Purpose of review:
Strategies to mitigate muscle cramps are a top research priority for patients receiving hemodialysis. As hypomagnesemia is a possible risk factor for cramping, we reviewed the literature to better understand the physiology of cramping as well as the epidemiology of hypomagnesemia and muscle cramps. We also sought to review the evidence from interventional studies on the effect of oral and dialysate magnesium-based therapies on muscle cramps.
Sources of information:
We searched for relevant articles in major bibliographic databases including MEDLINE and EMBASE. The methodological quality of interventional studies was assessed using a modified version of the Downs and Blacks criteria checklist.

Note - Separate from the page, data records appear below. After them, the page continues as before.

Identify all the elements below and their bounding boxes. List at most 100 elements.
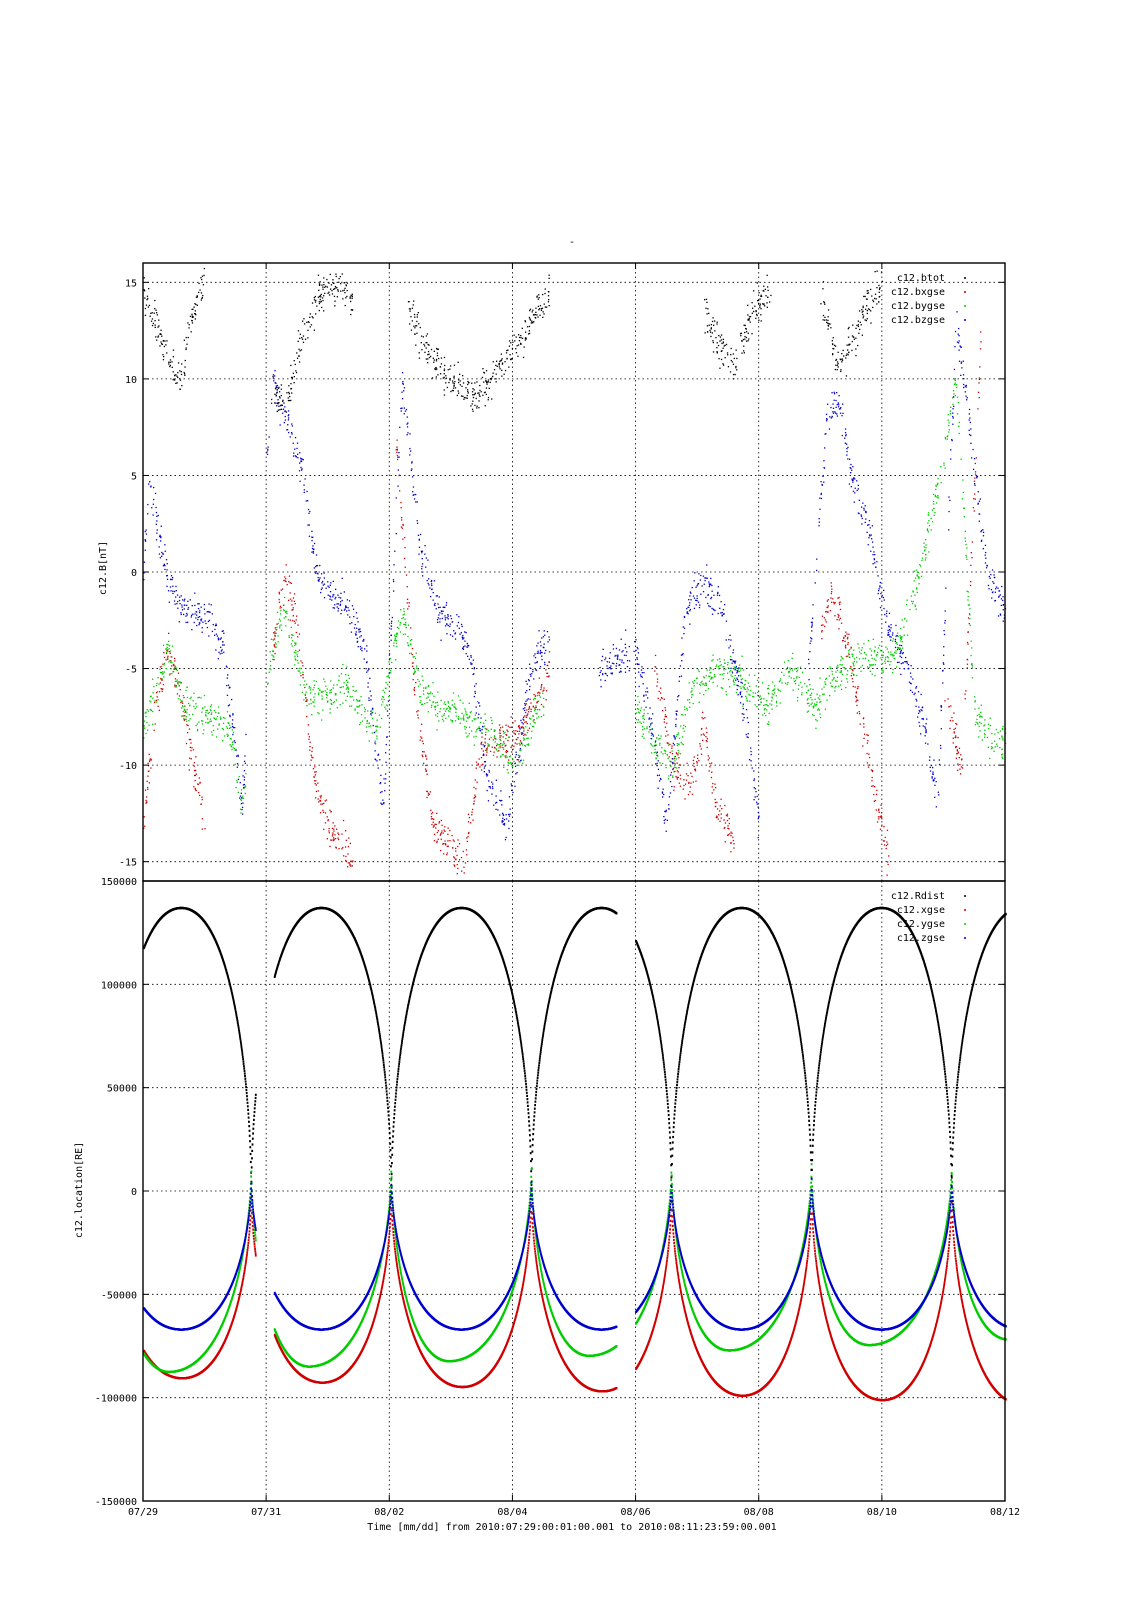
data-point bbox=[385, 752, 387, 754]
data-point bbox=[705, 727, 707, 729]
data-point bbox=[727, 825, 729, 827]
data-point bbox=[336, 296, 338, 298]
data-point bbox=[528, 708, 530, 710]
data-point bbox=[307, 724, 309, 726]
data-point bbox=[330, 582, 332, 584]
data-point bbox=[532, 725, 534, 728]
data-point bbox=[155, 309, 157, 311]
data-point bbox=[620, 670, 622, 672]
data-point bbox=[170, 575, 173, 577]
data-point bbox=[320, 797, 322, 799]
data-point bbox=[712, 681, 714, 684]
data-point bbox=[417, 678, 419, 681]
data-point bbox=[294, 642, 296, 644]
data-point bbox=[364, 710, 366, 713]
data-point bbox=[958, 421, 960, 424]
data-point bbox=[149, 315, 151, 317]
data-point bbox=[833, 601, 835, 603]
data-point bbox=[878, 284, 880, 287]
data-point bbox=[539, 308, 541, 310]
data-point bbox=[885, 847, 887, 850]
data-point bbox=[437, 830, 439, 832]
data-point bbox=[840, 659, 842, 661]
data-point bbox=[657, 697, 659, 699]
data-point bbox=[881, 824, 883, 826]
data-point bbox=[226, 711, 229, 713]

The etiology of muscle cramps in patients receiving hemodialysis is poorly understood and there are no clear evidence-based prevention or treatment strategies. Several factors may play a role including a low concentration of serum magnesium. The prevalence of hypomagnesemia (concentration of <0.7 mmol/L) in patients receiving hemodialysis ranges from 10% to 20%. Causes of hypomagnesemia include a low dietary intake of magnesium, use of medications that inhibit magnesium absorption (eg, proton pump inhibitors), increased magnesium excretion (eg, high-dose loop diuretics), and a low concentration of dialysate magnesium. Dialysate magnesium concentrations of ≤0.5 mmol/L may be associated with a decrease in serum magnesium concentration over time. Preliminary evidence from observational and interventional studies suggests a higher dialysate magnesium concentration will raise serum magnesium concentrations and may reduce the frequency and severity of muscle cramps. However, the quality of evidence supporting this benefit is limited, and larger, multicenter clinical trials are needed to further determine if magnesium-based therapy can reduce muscle cramps in patients receiving hemodialysis. In studies conducted to date, increasing the concentration of dialysate magnesium appears to be well-tolerated and is associated with a low risk of symptomatic hypermagnesemia.
Few interventional studies have examined the effect of magnesium-based therapy on muscle cramps in patients receiving hemodialysis and most were nonrandomized, pre-post study designs.